Lectures | CCP 2012 Lecture Series

Join CCP for the 2012 Lecture Series, surrounded by the exhibition CCP Declares: On the Nature of Things, curated by Kyla McFarlane. Entry by gold coin donation.


Hear from internationally renowned artists Richard Billingham (UK) and Anne Noble (NZ); Kim Simon, Curator of Gallery TPW, Toronto and Sandra Barnard (NSW), one of Australia’s formost fine art hand-printers.

Thursday 23 August 6pm
RICHARD BILLINGHAM (UK)
Artist talk

UK artist Richard Billingham speaks about his photographic, film and video practice.

Richard Billingham graduated from Sunderland University, UK in 1994 with a degree in painting. In 1994, whilst still a student, some photographs he’d made originally as research for his paintings were included in the exhibition Who’s Looking at the Family? at the Barbican Art Gallery, London. In 1997 he was the first recipient of the The Citibank Private Bank Photography Prize (now the Deutsche Borse Photography Prize) and his work was subsequently included in Sensation at the Royal Academy, London. Gradually he gave up painting to make photographs and to experiment with video and film. In 1998, BBC2 screened his filmFishtank and in 2001 he was nominated for the Turner Prize. In 2007-8, the Australian Centre for Contemporary Art, Melbourne presented a survey exhibition of his photography and video work.

Thursday 30 August 6pm
KIM SIMON (CA)
Curating Sticky Images in the context of TPW

Kim Simon will introduce Toronto’s Gallery TPW and share a thread of her curatorial work investigating an ethics of showing and looking, in relation to the aesthetics of troubling images. Simon will discuss her exhibitions and discursive programs looking at work by Polish artist Artur Zmijewski, American documentary photographer Eric Gottesman, filmmaker Renzo Martens, and a group exhibition looking at the relation between difficult knowledge, narrative abstraction, affect and thought in works by Chanarin and Broomberg (UK), Jannicke Laker (Norway), Ken Gonzales-Day (US), John Moore (US) and Paolo Canevari (It).
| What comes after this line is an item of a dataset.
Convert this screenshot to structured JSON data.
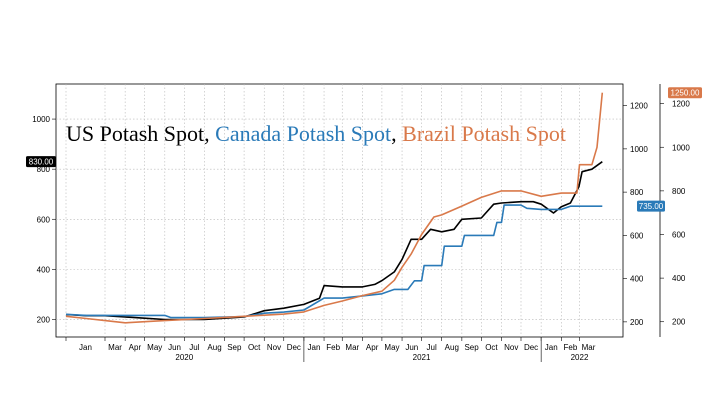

Kim Simon is Curator of Gallery TPW in Toronto. Founded in 1980 as a non-profit venue for photographic practices, Gallery TPW is committed to a media-specific but now expanded mandate, addressing the vital role that images play in contemporary culture and exploring the exchange between photography and time-based media.

Wednesday 5 September 6pm
SANDRA BARNARD (NSW)
In conversation with Naomi Cass, CCP Director

Fine art hand printer Sandra Barnard will speak about the relationship between a printer and the artist, in conversation with Naomi Cass, CCP Director.

Sandra Barnard has been a professional photographic printer for thirty years. About 15 years ago she began to encourage artists to become more involved in the production of their work. Her artists include Brook Andrew, Simryn Gill, Rosemary Laing, Janet Laurence and Jacky Redgate. Working mainly from film-based originals and printing optically in a darkroom in both colour and black and white, Barnard prints on a variety of different materials, often at large scale and sometimes crossing to digital for certain requirements.

Wednesday 12 September 6pm
ANNE NOBLE (NZ)
Artist talk

Anne Noble’s photographic project, Whiteout is positioned in inverse relation to the grand and heroic conventions of Antarctic representation. An extended series of photographs of changing light in flat white space proposes an aesthetic of fragility rather than grandeur and an experience of Antarctica relevant to contemporary rather than historical relationships to place.

In a discussion of her Antarctic projects Noble will reflect on how photography informs our relationships to place. In addition she will talk about her current role as Australia and New Zealand curator for the 2013 Photoquai Biennale and some of the challenges for contemporary documentary photography now.

Anne Noble is Professor of Fine Arts (Photography) at Massey University, Wellington, New Zealand. She is one of New Zealand’s most respected photographers. Her work is widely exhibited internationally in the United States, Spain, Germany, France and Australia and is held in numerous international collections. In 2003 she was awarded the Order of Merit for services to photography in New Zealand.